Il est beaucoup question de femmes, soumises à la loi des hommes, en quête d’émancipation et en manque d’amour. Les relations familiales sont elles aussi au cœur du livre et décrites bien souvent dans leur aspect le plus noir : qu’il s’agisse de couples explosés en vol ou de fils et filles encombrés par un père ou une mère destructeurs. D’autres personnages, en perdition mais de bonne volonté, parviennent à ruiner leur vie et celles des autres lors d’un court mais fatal moment de faiblesse.
Dominique Vautier raconte ces moments où tout bascule avec force et concision. Peu de mots, des phrases courtes pour installer personnages et situations, et cependant, une puissante force d’évocation entraîne le lecteur sur ce fil conducteur dramatique.

N’allez pas croire pour autant que vous ressortirez de ce recueil accablé car vous y trouverez aussi beaucoup de compassion et de tendresse, quelques notes d’espoir également.

Ainsi, cette variation sur le thème du « vilain petit canard » dans laquelle l’estime de soi d’une très jeune fille qui se fendille de toute part est réparé grâce à un geste apparemment anodin de sa grand-mère la réconciliant avec elle-même et sa féminité. Il y a des tentatives d’évasion avec une robe rouge, des raisons d’espérer autour d’une plante pourpre, des rêves de gloire et beauté devant une glace, des moments de tendresse émouvant au détour d’un hôpital ou d’une maison de retraite. La dernière nouvelle, où l’altruisme est à l’honneur, est rayonnante d’optimisme. L’hôtel des Deux palmiers est un lieu de protection et de réconfort solidement ancré dans un monde féroce où la roue du silence continue par ailleurs à broyer en secret.

dimanche 1 septembre 2019

Avis sur : Maine, de J. Courtney Sullivan

On se souvient du premier roman de J. Courtney Sullivan, Les débutantes, qui avait ravi un bon nombre de lecteur en 2012, dont le très enthousiaste libraire Gérard Collard. L’auteur américaine propose cette année, toujours aux éditions rue Fromentin, un nouveau récit où les femmes sont toujours à l’honneur.

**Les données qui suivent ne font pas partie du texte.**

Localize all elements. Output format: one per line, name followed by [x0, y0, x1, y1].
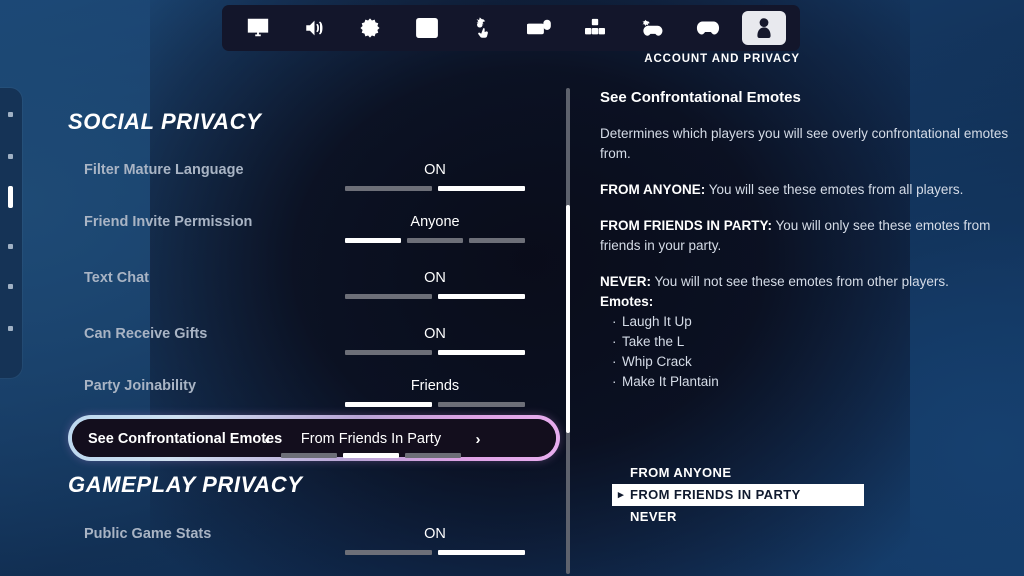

Cette fois, il s’agit non plus de relations amicales mais filiales, au sein d’une famille d’origine irlandaise installée sur la côte Est des États-Unis. La grand-mère, Alice, est une forte tête, une femme encore belle malgré ses quatre vingt et quelques années, toujours vive, au tempérament toujours plus redouté. 
Au sein de sa propre famille, elle ne cache pas ses préférences pour ses enfants et petits-enfants et ne mâche pas ses mots quand il s’agit de critiquer le mode de vie de ceux qui ne cadrent pas avec ses principes. Mais elle-même est victime de son éducation stricte et catholique. Elle porte le poids d’une double culpabilité : celle de n’avoir jamais été une bonne petite fille, une personne sage, tempérante et obéissante et celle d’avoir provoqué un drame irréparable.

Alice, veuve depuis une dizaine d’années, retourne à chaque belle saison dans sa propriété du Maine. Cette résidence secondaire, gagnée sur un simple pari par son mari au début de leur vie conjugale et aujourd’hui très cotée, a accueilli tous les étés les membres de la famille Kelleher. 
Les enfants d’Alice, puis plus tard les familles de ses enfants.